Um den Bau der Umgehungsstraße möglichst problemlos durchzusetzen, wählte man
von seiten der Behörden ein sehr fragwürdig scheinendes Verfahren, beklagt der
Bund Naturschutz:
Auf das nach ¶ 17 Bundesfernstraßengesetz beim Bau und der Verlegung von
Bundesstraßen vorgeschriebene Planfeststellungs-Verfahren soll verzichtet werden
und die Ortsumgehung mitsamt ihren gravierenden Eingriffen lediglich auf
Gemeindeebene im Rahmen der Bauleitplanung genehmigt werden, meint der
stellvertretende BN-Kreisvorsitzende. Um dies planungsrechtlich einfacher
rechtfertigen zu können, wird die Ortsumgehung als "kommunale Entlastungsstraße"
eingestuft. Tatsächlich soll sie aber den Bundesstraßen typischen Fern- und
Durchgangsverkehr aufnehmen, also eindeutig die Verkehrsfunktion der heutigen B
19 übernehmen.
Der Bund Naturschutz sieht hierin einen planungsrechtlichen Schachzug mit dem
Ziel, die Regierung von Unterfranken als Planfeststellungs-Behörde zu umgehen
und dadurch eine Verzögerung oder gar Verhinderung zu vermeiden. Dass es sich
bei der "kommunalen Entlastungsstraße" in Wirklichkeit um eine Verlegung der B
19 handelt, zeigt sich laut Claaßen u. a. an diesen Punkten: 1. Im
Erläuterungsbericht zum wasserrechtlichen Verfahren vom 4. Juli 2003 heißt es
wörtlich: ". . . dabei erfolgt östlich von Mittelstreu auch eine Verlegung der
Bundesstraße 19". 2. Dort wird ebenso auf die Generalplanung durch das
Straßenbauamt Schweinfurt verwiesen. Das Straßenbauamt Schweinfurt hat aber
immer die Federführung durch die Gemeinde betont, wenn der Bund Naturschutz sich
erkundigte. 3. In der hydrotechnischen Untersuchung zum wasserrechtlichen
Verfahren ist wörtlich nachzulesen: ". . . die bestehende Bundesstraße 19
Schweinfurt-Meiningen wird aus dem Ortskern in Richtung Bahnlinie
Schweinfurt-Meiningen verlegt."
Es ist zu wünschen, dass mit der Eröffnung der Autobahn sofort die oben
erwähnten Verkehrsberuhigungs-Maßnahmen für Mittelstreu in Angriff genommen
würden und die Umgehungsstraße so überflüssig gemacht würde. Der Bund
Naturschutz weist auch auf die verfassungsmäßige Verpflichtung der Gemeinden zum
vorrangigen Natur- und Umweltschutz hin. Und die Politik habe sich zum
Flächenschutz und zur Erhaltung von natürlichen Rückzugsräumen bekannt. Claaßen:
"Das könnte hier auch demonstriert werden."

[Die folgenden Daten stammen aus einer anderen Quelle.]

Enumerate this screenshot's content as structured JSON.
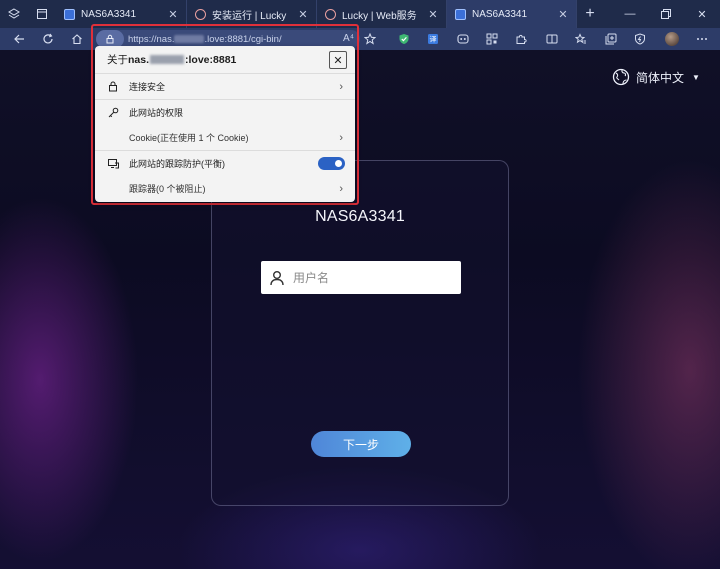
{
  "tabs": [
    {
      "title": "NAS6A3341",
      "favicon": "nas-favicon",
      "active": false
    },
    {
      "title": "安装运行 | Lucky",
      "favicon": "lucky-favicon",
      "active": false
    },
    {
      "title": "Lucky | Web服务",
      "favicon": "lucky-favicon",
      "active": false
    },
    {
      "title": "NAS6A3341",
      "favicon": "nas-favicon",
      "active": true
    }
  ],
  "address": {
    "url_prefix": "https://nas.",
    "url_suffix": ".love:8881/cgi-bin/",
    "read_aloud": "A⁴"
  },
  "site_info": {
    "title_prefix": "关于 ",
    "host_prefix": "nas.",
    "host_suffix": ":love:8881",
    "close_label": "✕",
    "connection_secure": "连接安全",
    "permissions_heading": "此网站的权限",
    "cookies": "Cookie(正在使用 1 个 Cookie)",
    "tracking_prevention": "此网站的跟踪防护(平衡)",
    "tracking_prevention_on": true,
    "trackers": "跟踪器(0 个被阻止)"
  },
  "page": {
    "language": "简体中文",
    "device_name": "NAS6A3341",
    "username_placeholder": "用户名",
    "next_button": "下一步"
  },
  "colors": {
    "chrome_tabbar": "#1f2b4a",
    "chrome_toolbar": "#2d3c68",
    "highlight_outline": "#e0303a",
    "toggle_on": "#2b62c4",
    "next_button": "#4f86d8"
  }
}
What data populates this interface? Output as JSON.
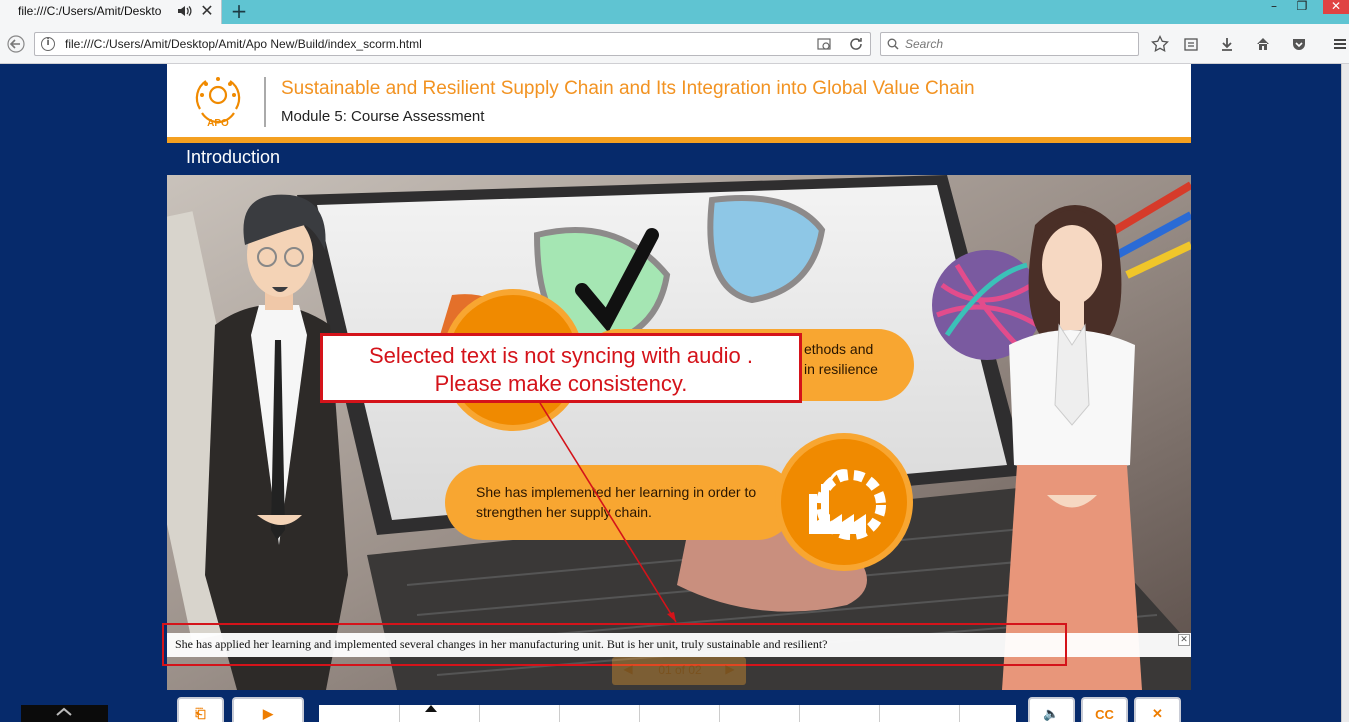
{
  "browser": {
    "tab_title": "file:///C:/Users/Amit/Deskto",
    "tab_close": "✕",
    "new_tab": "+",
    "url": "file:///C:/Users/Amit/Desktop/Amit/Apo New/Build/index_scorm.html",
    "search_placeholder": "Search",
    "window_close": "✕"
  },
  "course": {
    "logo_text": "APO",
    "title": "Sustainable and Resilient Supply Chain and Its Integration into Global Value Chain",
    "module": "Module 5: Course Assessment",
    "section": "Introduction"
  },
  "slide": {
    "pill_top_text_line1": "ethods and",
    "pill_top_text_line2": "in resilience",
    "pill_bottom_text_line1": "She has implemented her learning in order to",
    "pill_bottom_text_line2": "strengthen her supply chain."
  },
  "annotation": {
    "line1": "Selected text is not syncing with audio .",
    "line2": "Please make consistency."
  },
  "caption": {
    "text": "She has applied her learning and implemented several changes in her manufacturing unit. But is her unit, truly sustainable and resilient?",
    "close": "✕"
  },
  "pager": {
    "label": "01 of 02",
    "prev": "◀",
    "next": "▶"
  },
  "controls": {
    "exit_label": "⎗",
    "play_label": "▶",
    "audio_label": "🔈",
    "cc_label": "CC",
    "close_label": "✕",
    "progress_fraction": 0.16
  },
  "colors": {
    "page_bg": "#062a6b",
    "accent_orange": "#f29322",
    "annotation_red": "#d4131a"
  }
}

Übrigens: Wer trägt die Kosten für die Umgehung? Wenn die Kostenaufteilung noch
vor der von der Bayerischen Staatsregierung beschlossenen Haushaltssanierung
gemacht wurde, könnte sie wie alle früheren Verlautbarungen ungültig sein. Dann
dürften die Bürger von Mittelstreu getrost davon ausgehen, "dass es für sie viel
teurer wird als sie das bis jetzt wissen", schließt Claaßen.